Objective: To investigate the protective effects of varespladib against Naja atra-induced acute liver injury (ALI) and to elucidate the toxic mechanism of snake venom phospholipase A₂ (SVPLA₂)-induced hepatic oxidative stress, with a particular focus on the role of Nrf2 signaling and its downstream pathways.Methods: A combination of in vivo and in vitro models of N. atra envenomation was employed to assess liver injury, oxidative stress, and mitochondrial dysfunction. The interaction between SVPLA₂ and Nrf2 was analyzed, and the effects of varespladib treatment on these processes were evaluated using histological analysis, biochemical assays, and molecular techniques targeting oxidative stress, ferroptosis, mitophagy, and apoptosis.Results: Varespladib significantly alleviated N. atra-induced ALI. SVPLA₂ was found to directly bind to Nrf2, leading to severe oxidative stress.
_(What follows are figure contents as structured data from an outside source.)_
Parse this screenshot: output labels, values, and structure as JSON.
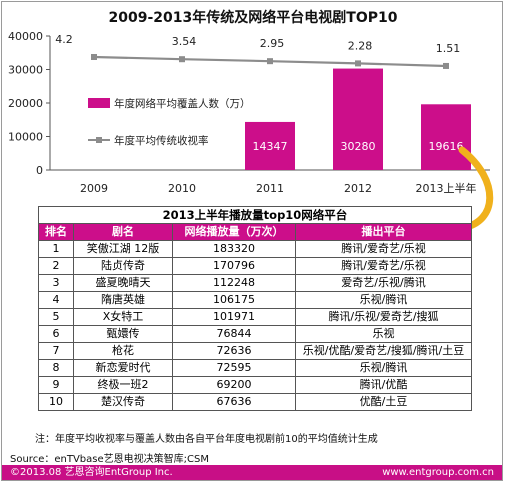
{
  "chart_data": {
    "type": "bar",
    "title": "2009-2013年传统及网络平台电视剧TOP10",
    "categories": [
      "2009",
      "2010",
      "2011",
      "2012",
      "2013上半年"
    ],
    "series": [
      {
        "name": "年度网络平均覆盖人数（万）",
        "type": "bar",
        "values": [
          null,
          null,
          14347,
          30280,
          19616
        ],
        "labels": [
          "",
          "",
          "14347",
          "30280",
          "19616"
        ]
      },
      {
        "name": "年度平均传统收视率",
        "type": "line",
        "values": [
          4.2,
          3.54,
          2.95,
          2.28,
          1.51
        ],
        "labels": [
          "4.2",
          "3.54",
          "2.95",
          "2.28",
          "1.51"
        ]
      }
    ],
    "ylim": [
      0,
      40000
    ],
    "yticks": [
      "0",
      "10000",
      "20000",
      "30000",
      "40000"
    ],
    "legend_position": "inside-left",
    "grid": false,
    "colors": {
      "bar": "#cc0e8a",
      "line": "#8c8c8c",
      "arrow": "#f0b11c"
    }
  },
  "table": {
    "title": "2013上半年播放量top10网络平台",
    "headers": [
      "排名",
      "剧名",
      "网络播放量（万次）",
      "播出平台"
    ],
    "rows": [
      [
        "1",
        "笑傲江湖 12版",
        "183320",
        "腾讯/爱奇艺/乐视"
      ],
      [
        "2",
        "陆贞传奇",
        "170796",
        "腾讯/爱奇艺/乐视"
      ],
      [
        "3",
        "盛夏晚晴天",
        "112248",
        "爱奇艺/乐视/腾讯"
      ],
      [
        "4",
        "隋唐英雄",
        "106175",
        "乐视/腾讯"
      ],
      [
        "5",
        "X女特工",
        "101971",
        "腾讯/乐视/爱奇艺/搜狐"
      ],
      [
        "6",
        "甄嬛传",
        "76844",
        "乐视"
      ],
      [
        "7",
        "枪花",
        "72636",
        "乐视/优酷/爱奇艺/搜狐/腾讯/土豆"
      ],
      [
        "8",
        "新恋爱时代",
        "72595",
        "乐视/腾讯"
      ],
      [
        "9",
        "终极一班2",
        "69200",
        "腾讯/优酷"
      ],
      [
        "10",
        "楚汉传奇",
        "67636",
        "优酷/土豆"
      ]
    ]
  },
  "note": "注：年度平均收视率与覆盖人数由各自平台年度电视剧前10的平均值统计生成",
  "source": "Source：enTVbase艺恩电视决策智库;CSM",
  "footer": {
    "left": "©2013.08  艺恩咨询EntGroup Inc.",
    "right": "www.entgroup.com.cn"
  }
}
This oxidative stress initiated a cascade involving Nrf2-mediated ferroptosis, mitochondrial dysfunction, excessive mitophagy, and mitochondria-dependent apoptosis. Treatment with varespladib effectively reversed these pathological events by inhibiting SVPLA₂ activity.Conclusion: Varespladib shows strong therapeutic potential for N. atra envenomation by targeting SVPLA₂. Nrf2 was identified as a direct toxic target of SVPLA₂, and Nrf2-mediated ferroptosis and mitochondrial dysfunction were key mechanisms underlying SVPLA₂-induced hepatic injury.